Marry the Idea
And live with and Through it Till Death do you part
Perhaps, in certain unexplainable ways, our ideas are like mental toys that keep us from feeling lonely. After that initial meeting and getting to know you process I talked about earlier, and the “falling in love” with an idea experience, it only makes sense to marry the idea, to exchange un-losable rings symbolizing the merger of the self into and with the idea.
Within that merging experience could the idea find physical life? Could the words that give it intellectual shape become, in a functional sense, flesh? Does that experience, thus described, help us to understand those people willing to die, and in some cases, kill, as an act of faithfulness to the idea? Is that what thinkers in the Western Middle Ages meant by being possessed?
Or, perhaps, the better question is, can we avoid living out what we believe? What else governs our choices…and what else can confuse us but a struggle between conflicting ideas?
After all, our history is full of stories that point to that experience. Saints in the Catholic tradition follow Jesus to their own cross. Buddha leaves his long meditation to walk with those who follow him; who want to model their lives after him.
Moses takes guidance from a burning bush and Mohammed is directed to find a new Faith.
And what about the rest of us? Isn’t finding “our calling” a combination personal mission and goal that promises us our true fulfillment?
We applaud that experience when it fits into our culturally common experience, when it brings an individual to the kind of life we all admire.

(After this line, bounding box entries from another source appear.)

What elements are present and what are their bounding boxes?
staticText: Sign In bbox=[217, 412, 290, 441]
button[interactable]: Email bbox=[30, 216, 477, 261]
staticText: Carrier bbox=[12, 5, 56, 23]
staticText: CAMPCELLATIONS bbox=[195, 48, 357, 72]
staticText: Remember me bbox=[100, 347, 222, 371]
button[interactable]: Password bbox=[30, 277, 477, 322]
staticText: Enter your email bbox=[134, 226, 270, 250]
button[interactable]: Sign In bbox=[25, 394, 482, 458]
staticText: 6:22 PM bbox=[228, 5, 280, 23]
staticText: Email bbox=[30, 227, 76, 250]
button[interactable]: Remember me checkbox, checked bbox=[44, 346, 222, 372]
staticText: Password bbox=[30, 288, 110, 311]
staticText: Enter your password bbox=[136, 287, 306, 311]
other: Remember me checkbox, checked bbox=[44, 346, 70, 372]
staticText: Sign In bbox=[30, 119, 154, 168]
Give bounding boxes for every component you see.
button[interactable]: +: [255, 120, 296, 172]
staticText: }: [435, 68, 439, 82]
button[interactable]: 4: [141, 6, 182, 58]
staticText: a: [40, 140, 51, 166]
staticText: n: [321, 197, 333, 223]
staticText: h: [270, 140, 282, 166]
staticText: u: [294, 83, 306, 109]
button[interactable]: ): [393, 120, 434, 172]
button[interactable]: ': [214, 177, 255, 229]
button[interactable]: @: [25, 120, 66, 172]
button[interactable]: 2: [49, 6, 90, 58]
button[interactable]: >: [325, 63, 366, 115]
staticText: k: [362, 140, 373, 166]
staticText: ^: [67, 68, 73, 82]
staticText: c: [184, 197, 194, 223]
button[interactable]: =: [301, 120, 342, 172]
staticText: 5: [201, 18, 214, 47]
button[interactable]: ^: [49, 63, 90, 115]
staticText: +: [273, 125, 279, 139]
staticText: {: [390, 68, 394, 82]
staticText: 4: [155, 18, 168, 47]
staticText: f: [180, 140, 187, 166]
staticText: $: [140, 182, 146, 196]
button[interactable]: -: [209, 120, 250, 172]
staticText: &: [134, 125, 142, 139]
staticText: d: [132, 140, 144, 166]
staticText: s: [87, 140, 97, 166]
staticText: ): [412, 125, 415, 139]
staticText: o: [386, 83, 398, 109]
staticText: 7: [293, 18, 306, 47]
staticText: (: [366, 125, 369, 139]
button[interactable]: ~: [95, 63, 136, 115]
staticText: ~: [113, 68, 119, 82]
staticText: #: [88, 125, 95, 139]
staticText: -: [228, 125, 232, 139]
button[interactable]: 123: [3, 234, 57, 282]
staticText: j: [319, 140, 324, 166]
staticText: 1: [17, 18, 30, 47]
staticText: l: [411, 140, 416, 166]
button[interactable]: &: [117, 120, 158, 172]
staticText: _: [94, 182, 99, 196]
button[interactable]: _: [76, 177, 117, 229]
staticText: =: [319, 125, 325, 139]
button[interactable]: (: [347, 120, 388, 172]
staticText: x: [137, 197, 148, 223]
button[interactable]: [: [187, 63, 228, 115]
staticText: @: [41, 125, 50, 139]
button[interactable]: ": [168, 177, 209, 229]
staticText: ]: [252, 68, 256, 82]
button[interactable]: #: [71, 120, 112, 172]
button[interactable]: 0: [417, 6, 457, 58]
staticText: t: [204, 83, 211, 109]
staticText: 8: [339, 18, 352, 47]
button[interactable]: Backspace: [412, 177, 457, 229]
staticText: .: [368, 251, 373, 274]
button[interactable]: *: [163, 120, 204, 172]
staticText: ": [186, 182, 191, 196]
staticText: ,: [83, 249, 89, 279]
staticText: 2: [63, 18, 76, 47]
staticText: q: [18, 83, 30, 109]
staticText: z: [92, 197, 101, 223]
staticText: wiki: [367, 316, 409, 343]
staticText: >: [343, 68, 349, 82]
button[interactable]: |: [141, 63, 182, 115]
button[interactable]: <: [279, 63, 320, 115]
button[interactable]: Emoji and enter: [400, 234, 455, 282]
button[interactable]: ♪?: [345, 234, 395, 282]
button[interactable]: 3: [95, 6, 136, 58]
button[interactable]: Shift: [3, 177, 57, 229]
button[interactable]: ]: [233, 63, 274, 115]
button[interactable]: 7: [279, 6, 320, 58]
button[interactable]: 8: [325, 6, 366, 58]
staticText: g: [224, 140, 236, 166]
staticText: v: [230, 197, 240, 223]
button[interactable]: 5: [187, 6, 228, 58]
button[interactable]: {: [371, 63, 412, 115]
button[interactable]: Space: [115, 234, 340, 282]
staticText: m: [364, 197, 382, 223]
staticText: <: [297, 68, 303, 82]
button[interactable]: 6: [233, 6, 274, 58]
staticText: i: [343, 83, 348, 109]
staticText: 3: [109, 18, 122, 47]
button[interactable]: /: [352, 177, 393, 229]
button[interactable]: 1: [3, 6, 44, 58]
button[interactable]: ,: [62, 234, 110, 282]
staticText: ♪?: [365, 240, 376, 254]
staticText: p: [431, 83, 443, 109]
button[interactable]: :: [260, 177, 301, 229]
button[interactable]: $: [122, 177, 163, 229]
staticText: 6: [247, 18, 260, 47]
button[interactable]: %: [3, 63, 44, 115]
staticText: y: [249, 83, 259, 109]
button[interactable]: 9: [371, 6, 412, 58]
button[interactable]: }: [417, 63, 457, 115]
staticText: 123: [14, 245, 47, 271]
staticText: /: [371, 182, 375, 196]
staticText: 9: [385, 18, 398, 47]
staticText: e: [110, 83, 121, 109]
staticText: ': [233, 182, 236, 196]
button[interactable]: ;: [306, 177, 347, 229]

When it manifests itself as a criminal, or worse, a terrorist we react with complex clusters of fear, anger, rage, despair, helpless, and perhaps most pervasive, a sense of incomprehension. We cannot make any sense of it; it doesn’t fit our understanding of how we are supposed to be; it is not the way real human beings act.

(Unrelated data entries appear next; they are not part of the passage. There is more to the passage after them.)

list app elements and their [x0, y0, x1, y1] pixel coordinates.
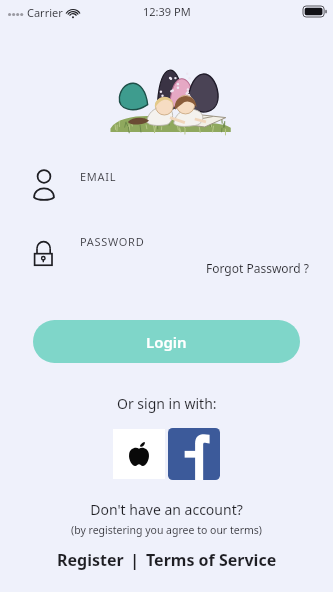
button[interactable]: Login	[33, 320, 300, 363]
staticText: Login	[146, 332, 187, 352]
other: Email account	[28, 166, 60, 202]
staticText: Terms of Service	[146, 549, 277, 571]
staticText: Carrier	[27, 5, 63, 20]
button[interactable]: Forgot Password ?	[203, 258, 313, 278]
staticText: PASSWORD	[80, 234, 145, 249]
button[interactable]: Register	[55, 549, 126, 571]
staticText: EMAIL	[80, 169, 117, 184]
staticText: Forgot Password ?	[206, 260, 310, 276]
staticText: |	[126, 549, 144, 571]
staticText: (by registering you agree to our terms)	[71, 523, 262, 537]
other: Password lock	[28, 236, 58, 270]
button[interactable]	[80, 251, 295, 269]
button[interactable]: Terms of Service	[144, 549, 279, 571]
staticText: Don't have an account?	[90, 500, 243, 519]
button[interactable]: Sign in with Facebook	[168, 428, 220, 480]
staticText: 12:39 PM	[143, 4, 191, 19]
staticText: Register	[57, 549, 124, 571]
staticText: Or sign in with:	[117, 394, 217, 413]
button[interactable]: Sign in with Apple	[113, 429, 165, 479]
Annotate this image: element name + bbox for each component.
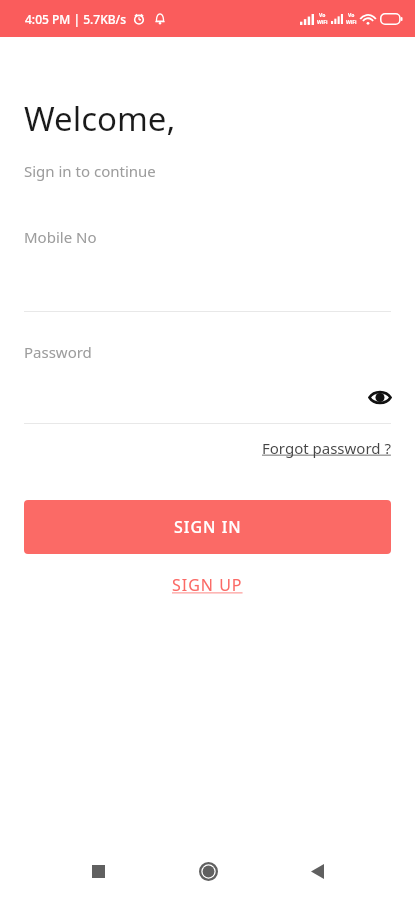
staticText: Vo [319, 12, 326, 19]
button[interactable]: Show password [363, 380, 397, 414]
button[interactable]: SIGN IN [24, 500, 391, 554]
staticText: SIGN UP [172, 574, 243, 596]
button[interactable]: Mobile No [0, 227, 415, 312]
staticText: SIGN IN [174, 516, 242, 538]
button[interactable]: Password [0, 342, 415, 424]
button[interactable]: Home [188, 851, 228, 891]
staticText: Welcome, [24, 96, 176, 141]
staticText: Forgot password ? [262, 438, 391, 458]
staticText: Mobile No [24, 227, 97, 247]
button[interactable]: SIGN UP [160, 568, 255, 602]
staticText: WiFi [346, 19, 357, 26]
staticText: Password [24, 342, 92, 362]
staticText: 4:05 PM | 5.7KB/s [25, 11, 127, 27]
staticText: Vo [348, 12, 355, 19]
button[interactable]: Forgot password ? [262, 438, 391, 458]
staticText: WiFi [317, 19, 328, 26]
button[interactable]: Back [297, 851, 337, 891]
staticText: Sign in to continue [24, 161, 156, 181]
button[interactable]: Recents [78, 851, 118, 891]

We are never surprised at our surprise….we never question our own confusion. This is our common reaction, despite our knowing, cognitively, that our human history is replete with similar stories of mayhem and madness dressed in the uniform of promised glory and salvation.
“Cognitively”, is the key word. When we have a cognitive understanding we know the meanings of the words that describe a situation. When the understanding moves to a visceral one, our emotions become a more active participant in our response. If what we are grappling with is too repugnant we feel sick, and push it back to a cognitive closet. A head ache is bad, but a stomach ache is worse.